It was late January before winter turned serious in upstate New York, but before that —including the lucrative Christmas school break — rain fell instead of snow and warm temperatures thwarted even snowmakers. Skiers cried in frustration.
"Everybody was pretty much climbing the walls," said Maria Lattanzio, activities vice president for the New York Capital District Ski Council. Skiing, she said, is "kind of what we live for."
But should that weather pattern recur, some resort areas have alternatives.
In the Adirondack Mountain village of Lake Placid, it's skating, bobsledding and watching world-class ski jumpers, aerialists and figure skaters either at scheduled events or in training. Even in unseasonably warm spells, the refrigeration systems work, and evenings you can skate on the former Olympic oval overlooking Main Street in the village that hosted the Winter Games in 1932 and 1980.
"It's just a very nice vibe that goes on there at night," said Sandy Caligiore of the Olympic Regional Development Authority. "You've got restaurants right across the street in case you get hungry. There are hot drinks from the vendor on site."
Locals and visitors alike turn out to skate under the lights, he said. Public hours are 7-9 p.m. nightly from about mid-December to late March.

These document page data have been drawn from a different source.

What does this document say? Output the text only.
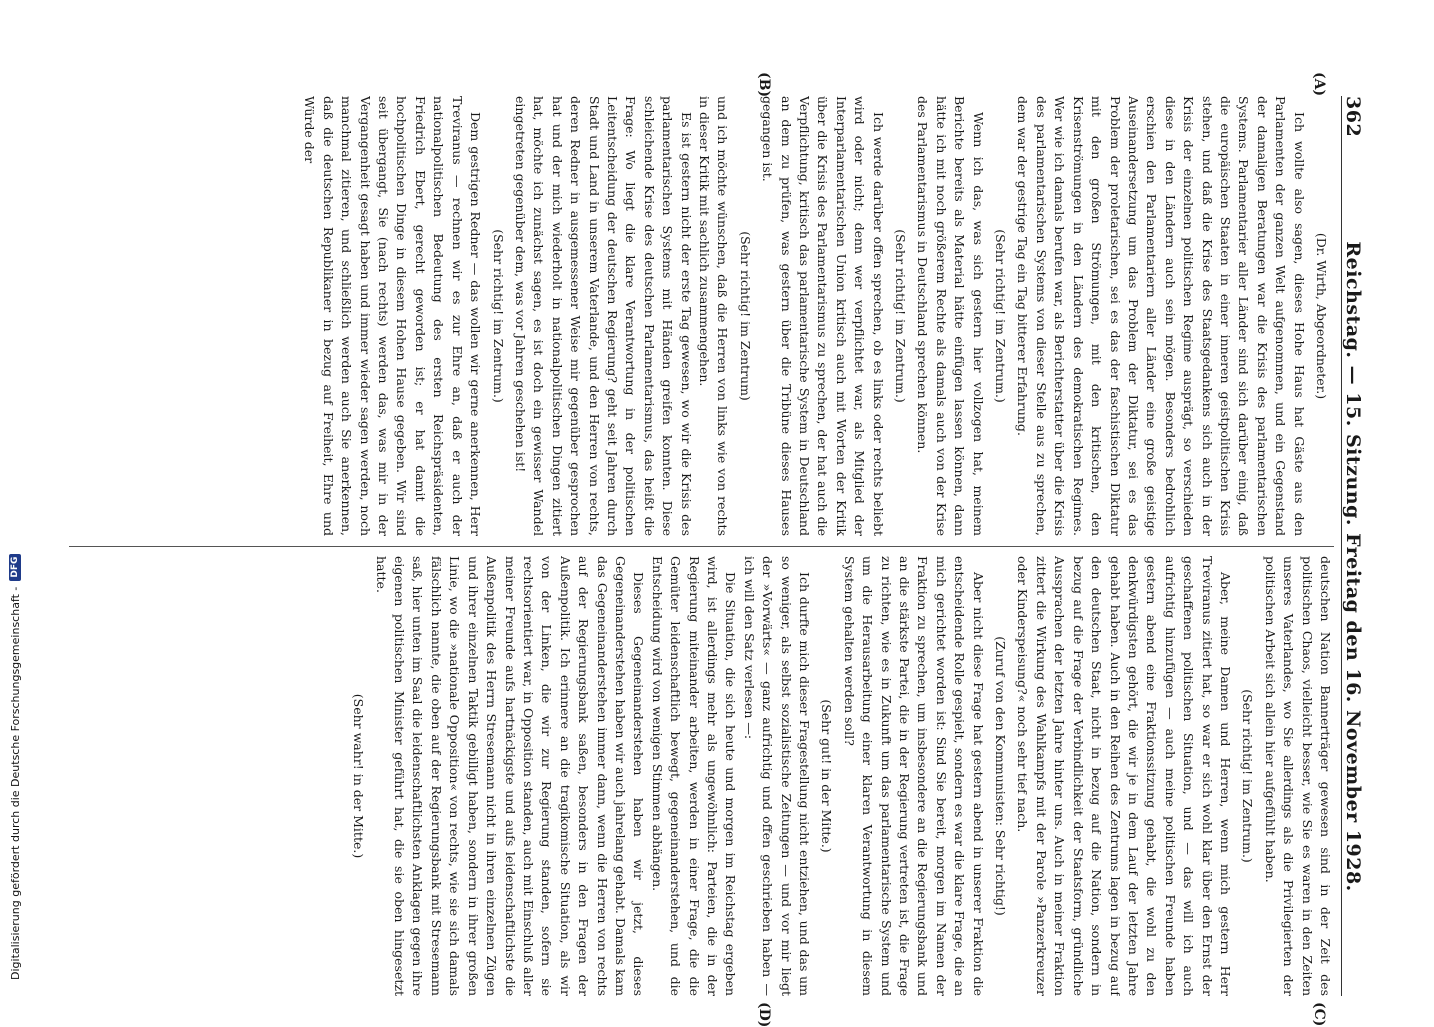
362
Reichstag. — 15. Sitzung. Freitag den 16. November 1928.
(A)
(B)
(C)
(D)

(Dr. Wirth, Abgeordneter.)

Ich wollte also sagen, dieses Hohe Haus hat Gäste aus den Parlamenten der ganzen Welt aufgenommen, und ein Gegenstand der damaligen Beratungen war die Krisis des parlamentarischen Systems. Parlamentarier aller Länder sind sich darüber einig, daß die europäischen Staaten in einer inneren geistpolitischen Krisis stehen, und daß die Krise des Staatsgedankens sich auch in der Krisis der einzelnen politischen Regime ausprägt, so verschieden diese in den Ländern auch sein mögen. Besonders bedrohlich erschien den Parlamentariern aller Länder eine große geistige Auseinandersetzung um das Problem der Diktatur, sei es das Problem der proletarischen, sei es das der faschistischen Diktatur mit den großen Strömungen, mit den kritischen, den Krisenströmungen in den Ländern des demokratischen Regimes. Wer wie ich damals berufen war, als Berichterstatter über die Krisis des parlamentarischen Systems von dieser Stelle aus zu sprechen, dem war der gestrige Tag ein Tag bitterer Erfahrung.

(Sehr richtig! im Zentrum.)

Wenn ich das, was sich gestern hier vollzogen hat, meinem Berichte bereits als Material hätte einfügen lassen können, dann hätte ich mit noch größerem Rechte als damals auch von der Krise des Parlamentarismus in Deutschland sprechen können.

(Sehr richtig! im Zentrum.)

Ich werde darüber offen sprechen, ob es links oder rechts beliebt wird oder nicht; denn wer verpflichtet war, als Mitglied der Interparlamentarischen Union kritisch auch mit Worten der Kritik über die Krisis des Parlamentarismus zu sprechen, der hat auch die Verpflichtung, kritisch das parlamentarische System in Deutschland an dem zu prüfen, was gestern über die Tribüne dieses Hauses gegangen ist.

(Sehr richtig! im Zentrum)

und ich möchte wünschen, daß die Herren von links wie von rechts in dieser Kritik mit sachlich zusammengehen.

Es ist gestern nicht der erste Tag gewesen, wo wir die Krisis des parlamentarischen Systems mit Händen greifen konnten. Diese schleichende Krise des deutschen Parlamentarismus, das heißt die Frage: Wo liegt die klare Verantwortung in der politischen Leitentscheidung der deutschen Regierung? geht seit Jahren durch Stadt und Land in unserem Vaterlande, und den Herren von rechts, deren Redner in ausgemessener Weise mir gegenüber gesprochen hat und der mich wiederholt in nationalpolitischen Dingen zitiert hat, möchte ich zunächst sagen, es ist doch ein gewisser Wandel eingetreten gegenüber dem, was vor Jahren geschehen ist!

(Sehr richtig! im Zentrum.)

Dem gestrigen Redner — das wollen wir gerne anerkennen, Herr Treviranus — rechnen wir es zur Ehre an, daß er auch der nationalpolitischen Bedeutung des ersten Reichspräsidenten, Friedrich Ebert, gerecht geworden ist; er hat damit die hochpolitischen Dinge in diesem Hohen Hause gegeben. Wir sind seit übergangt, Sie (nach rechts) werden das, was mir in der Vergangenheit gesagt haben und immer wieder sagen werden, noch manchmal zitieren, und schließlich werden auch Sie anerkennen, daß die deutschen Republikaner in bezug auf Freiheit, Ehre und Würde der

deutschen Nation Bannerträger gewesen sind in der Zeit des politischen Chaos, vielleicht besser, wie Sie es waren in den Zeiten unseres Vaterlandes, wo Sie allerdings als die Privilegierten der politischen Arbeit sich allein hier aufgefühlt haben.

(Sehr richtig! im Zentrum.)

Aber, meine Damen und Herren, wenn mich gestern Herr Treviranus zitiert hat, so war er sich wohl klar über den Ernst der geschaffenen politischen Situation, und — das will ich auch aufrichtig hinzufügen — auch meine politischen Freunde haben gestern abend eine Fraktionssitzung gehabt, die wohl zu den denkwürdigsten gehört, die wir je in dem Lauf der letzten Jahre gehabt haben. Auch in den Reihen des Zentrums lagen in bezug auf den deutschen Staat, nicht in bezug auf die Nation, sondern in bezug auf die Frage der Verbindlichkeit der Staatsform, gründliche Aussprachen der letzten Jahre hinter uns. Auch in meiner Fraktion zittert die Wirkung des Wahlkampfs mit der Parole »Panzerkreuzer oder Kinderspeisung?« noch sehr tief nach.

(Zuruf von den Kommunisten: Sehr richtig!)

Aber nicht diese Frage hat gestern abend in unserer Fraktion die entscheidende Rolle gespielt, sondern es war die klare Frage, die an mich gerichtet worden ist: Sind Sie bereit, morgen im Namen der Fraktion zu sprechen, um insbesondere an die Regierungsbank und an die stärkste Partei, die in der Regierung vertreten ist, die Frage zu richten, wie es in Zukunft um das parlamentarische System und um die Herausarbeitung einer klaren Verantwortung in diesem System gehalten werden soll?

(Sehr gut! in der Mitte.)

Ich durfte mich dieser Fragestellung nicht entziehen, und das um so weniger, als selbst sozialistische Zeitungen — und vor mir liegt der »Vorwärts« — ganz aufrichtig und offen geschrieben haben — ich will den Satz verlesen —:

Die Situation, die sich heute und morgen im Reichstag ergeben wird, ist allerdings mehr als ungewöhnlich: Parteien, die in der Regierung miteinander arbeiten, werden in einer Frage, die die Gemüter leidenschaftlich bewegt, gegeneinanderstehen, und die Entscheidung wird von wenigen Stimmen abhängen.

Dieses Gegeneinanderstehen haben wir jetzt, dieses Gegeneinanderstehen haben wir auch jahrelang gehabt. Damals kam das Gegeneinanderstehen immer dann, wenn die Herren von rechts auf der Regierungsbank saßen, besonders in den Fragen der Außenpolitik. Ich erinnere an die tragikomische Situation, als wir von der Linken, die wir zur Regierung standen, sofern sie rechtsorientiert war, in Opposition standen, auch mit Einschluß aller meiner Freunde aufs hartnäckigste und aufs leidenschaftlichste die Außenpolitik des Herrn Stresemann nicht in ihren einzelnen Zügen und ihrer einzelnen Taktik gebilligt haben, sondern in ihrer großen Linie, wo die »nationale Opposition« von rechts, wie sie sich damals fälschlich nannte, die oben auf der Regierungsbank mit Stresemann saß, hier unten im Saal die leidenschaftlichsten Anklagen gegen ihre eigenen politischen Minister geführt hat, die sie oben hingesetzt hatte.

(Sehr wahr! in der Mitte.)

Digitalisierung gefördert durch die Deutsche Forschungsgemeinschaft -
DFG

Daytime sessions are added during the holidays.
Another family option in a too-warm winter is swimming — indoors.
In the eastern Adirondack foothills near Lake George, the Six Flags Great Escape Lodge and Indoor Waterpark is less than 25 miles from the Gore and West Mountain ski areas.
At Greek Peak Mountain Resort in central New York's Cortland, the Hope Lake indoor water park is under construction, scheduled to open next year.
At Plattekill Mountain at the edge of the Catskills in Delaware County, mountain biking is the warm weather mainstay and lasts until Nov. 11. Sometimes the cyclists have had to put on chains and race on the snow, Danielle Vajtay said. Less than a month later, on Dec. 8, there's a 99 percent chance that skiing will begin, she said.
"We have a whole beginner area with its own separate lift where we do all of our beginner lessons. It's a 600-foot trail. We use it as a snow-tube trail at night," Vajtay said. "It's very easy to bury in snow even if you've got just a couple of cold nights."
They will make and pack so much snow there that it will stay open while they work on the other 35 trails.
Scott Brandi, executive director of Ski Areas of New York, said snowmaking technology has improved so much that skiers in the city should always call or check online, even when the weather appears impossibly warm outside their windows. He noted that winter is long in the Northeast, with limited outdoor options for children, and parents should use every opportunity "to get them away from those damn video games."
At Whiteface Mountain, 10 miles north of Lake Placid, snowmaking can start weeks before winter.
"We'll look on November 1st and on that day we'll see what the long-range forecast is. If it looks agreeable we'll start making snow right after the first," Caligiore said. "It's always a case of what's the prudent thing to do. If we get three cold days and it goes up to 60, that doesn't make sense."
Most ski areas make snow, and some skiers will drive hours to find it, even when there are limited trails open. Others will wait, and if this season is anything like the last, good snow will follow. A Feb. 14 storm pummeled upstate New York with two to three feet of snow.
"Once we got that Valentine's Day dump that just lit the season right up," she said. "The late season conditions were absolutely phenomenal."
And in most resort towns, there are other ways to spend your money.
"You can go out and eat, drink, shop, whatever," Lattanzio said. "There's always shopping."